The Supreme Court also applied the delegation of authority canon in Kent v. Dulles, 357 U.S. 116 (1958). There, the Supreme Court was asked to construe a statute providing that “[t]he Secretary of State may grant and issue passports . . . under such rules as the President shall designate and prescribe for and on behalf of the United States.” 357 U.S. at 123 (internal quotation marks omitted) (quoting 22 U.S.C. § 211a (1952)). Pursuant to that authority, the executive branch promulgated a regulation authorizing the Secretary of State to demand an affidavit from any passport applicant averring whether the applicant had ever been a Communist and barring issuance of passports to Communists. Id. at 118 & n.2. Under that regulation, the Department of State denied a passport to an applicant on grounds he refused to submit such an affidavit. Id. at 118–19. Thereafter, the applicant sought a declaratory judgment that the regulation was unconstitutional. Id. at 119. Despite the breadth of the plain language of the delegating statute, the Supreme Court “hesitate[d] to impute to Congress . . . a purpose to give [the Secretary of State] unbridled discretion to grant or withhold a passport from a citizen for any substantive reason he may choose.” Id. at 128. Emphasizing (1) that the authority to deny a passport necessarily involved the power to infringe on the fundamental right to travel and (2) that the statutory delegation provision’s “broad generalized” terms were devoid of any “explicit” indication Congress had intended to “give[] the Secretary authority to withhold passports to citizens because of their beliefs or associations,” the Supreme Court refused “to find in this broad generalized power an authority to trench so heavily on the rights of the citizen.” Id. at 129–30.

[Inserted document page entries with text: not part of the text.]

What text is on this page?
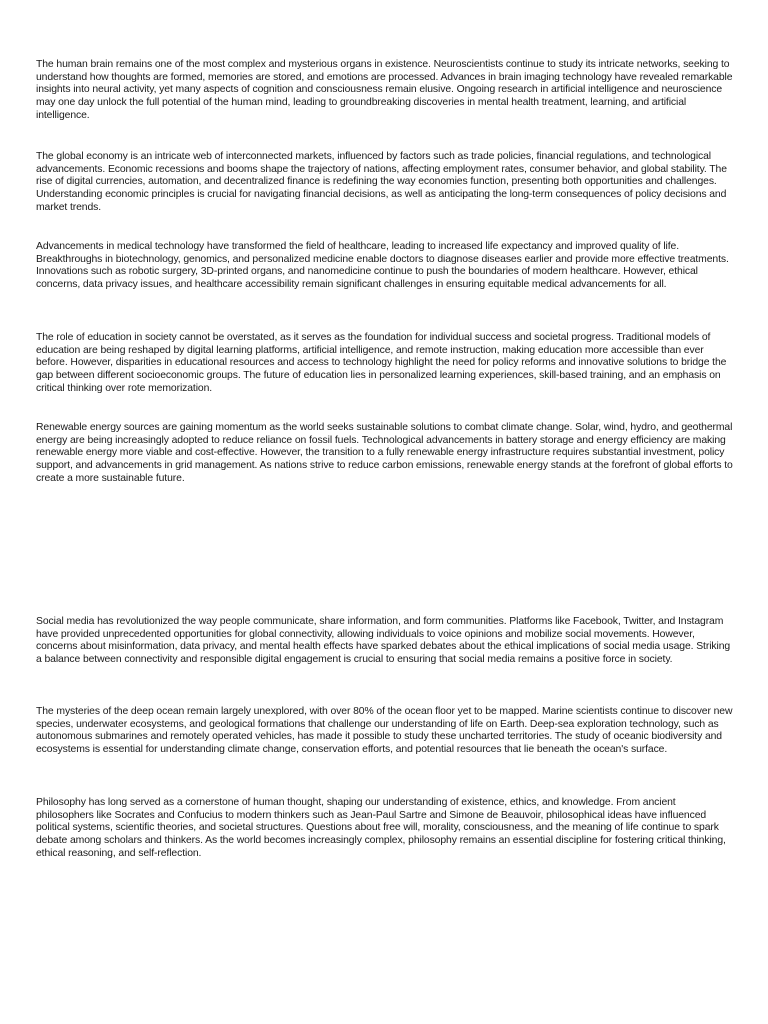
The human brain remains one of the most complex and mysterious organs in existence. Neuroscientists continue to study its intricate networks, seeking to understand how thoughts are formed, memories are stored, and emotions are processed. Advances in brain imaging technology have revealed remarkable insights into neural activity, yet many aspects of cognition and consciousness remain elusive. Ongoing research in artificial intelligence and neuroscience may one day unlock the full potential of the human mind, leading to groundbreaking discoveries in mental health treatment, learning, and artificial intelligence.

The global economy is an intricate web of interconnected markets, influenced by factors such as trade policies, financial regulations, and technological advancements. Economic recessions and booms shape the trajectory of nations, affecting employment rates, consumer behavior, and global stability. The rise of digital currencies, automation, and decentralized finance is redefining the way economies function, presenting both opportunities and challenges. Understanding economic principles is crucial for navigating financial decisions, as well as anticipating the long-term consequences of policy decisions and market trends.

Advancements in medical technology have transformed the field of healthcare, leading to increased life expectancy and improved quality of life. Breakthroughs in biotechnology, genomics, and personalized medicine enable doctors to diagnose diseases earlier and provide more effective treatments. Innovations such as robotic surgery, 3D-printed organs, and nanomedicine continue to push the boundaries of modern healthcare. However, ethical concerns, data privacy issues, and healthcare accessibility remain significant challenges in ensuring equitable medical advancements for all.

The role of education in society cannot be overstated, as it serves as the foundation for individual success and societal progress. Traditional models of education are being reshaped by digital learning platforms, artificial intelligence, and remote instruction, making education more accessible than ever before. However, disparities in educational resources and access to technology highlight the need for policy reforms and innovative solutions to bridge the gap between different socioeconomic groups. The future of education lies in personalized learning experiences, skill-based training, and an emphasis on critical thinking over rote memorization.

Renewable energy sources are gaining momentum as the world seeks sustainable solutions to combat climate change. Solar, wind, hydro, and geothermal energy are being increasingly adopted to reduce reliance on fossil fuels. Technological advancements in battery storage and energy efficiency are making renewable energy more viable and cost-effective. However, the transition to a fully renewable energy infrastructure requires substantial investment, policy support, and advancements in grid management. As nations strive to reduce carbon emissions, renewable energy stands at the forefront of global efforts to create a more sustainable future.

Social media has revolutionized the way people communicate, share information, and form communities. Platforms like Facebook, Twitter, and Instagram have provided unprecedented opportunities for global connectivity, allowing individuals to voice opinions and mobilize social movements. However, concerns about misinformation, data privacy, and mental health effects have sparked debates about the ethical implications of social media usage. Striking a balance between connectivity and responsible digital engagement is crucial to ensuring that social media remains a positive force in society.

The mysteries of the deep ocean remain largely unexplored, with over 80% of the ocean floor yet to be mapped. Marine scientists continue to discover new species, underwater ecosystems, and geological formations that challenge our understanding of life on Earth. Deep-sea exploration technology, such as autonomous submarines and remotely operated vehicles, has made it possible to study these uncharted territories. The study of oceanic biodiversity and ecosystems is essential for understanding climate change, conservation efforts, and potential resources that lie beneath the ocean's surface.

Philosophy has long served as a cornerstone of human thought, shaping our understanding of existence, ethics, and knowledge. From ancient philosophers like Socrates and Confucius to modern thinkers such as Jean-Paul Sartre and Simone de Beauvoir, philosophical ideas have influenced political systems, scientific theories, and societal structures. Questions about free will, morality, consciousness, and the meaning of life continue to spark debate among scholars and thinkers. As the world becomes increasingly complex, philosophy remains an essential discipline for fostering critical thinking, ethical reasoning, and self-reflection.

Finally, the Acting SG suggests that even if the judiciary has some appropriate role in assessing presidential findings under 1182(f), “[t]he President’s ‘[p]redictive judgment[s]’ warrant the utmost deference” (quoting Department of the Navy v. Egan (1988)). “Especially ‘when it comes to collecting evidence and drawing factual inferences’ in the national-security context,” the brief argues, “‘the lack of competence on the part of the courts is marked, and respect for the Government’s conclusions is appropriate’” (quoting Holder v. HLP (2010)).

Suffice it to say that this is probably not the most propitious case for the Solicitor General to be making a paean to the President’s “[p]redictive judgment[s],” and the “factual inferences” that he has drawn from “collect[ed] evidence.”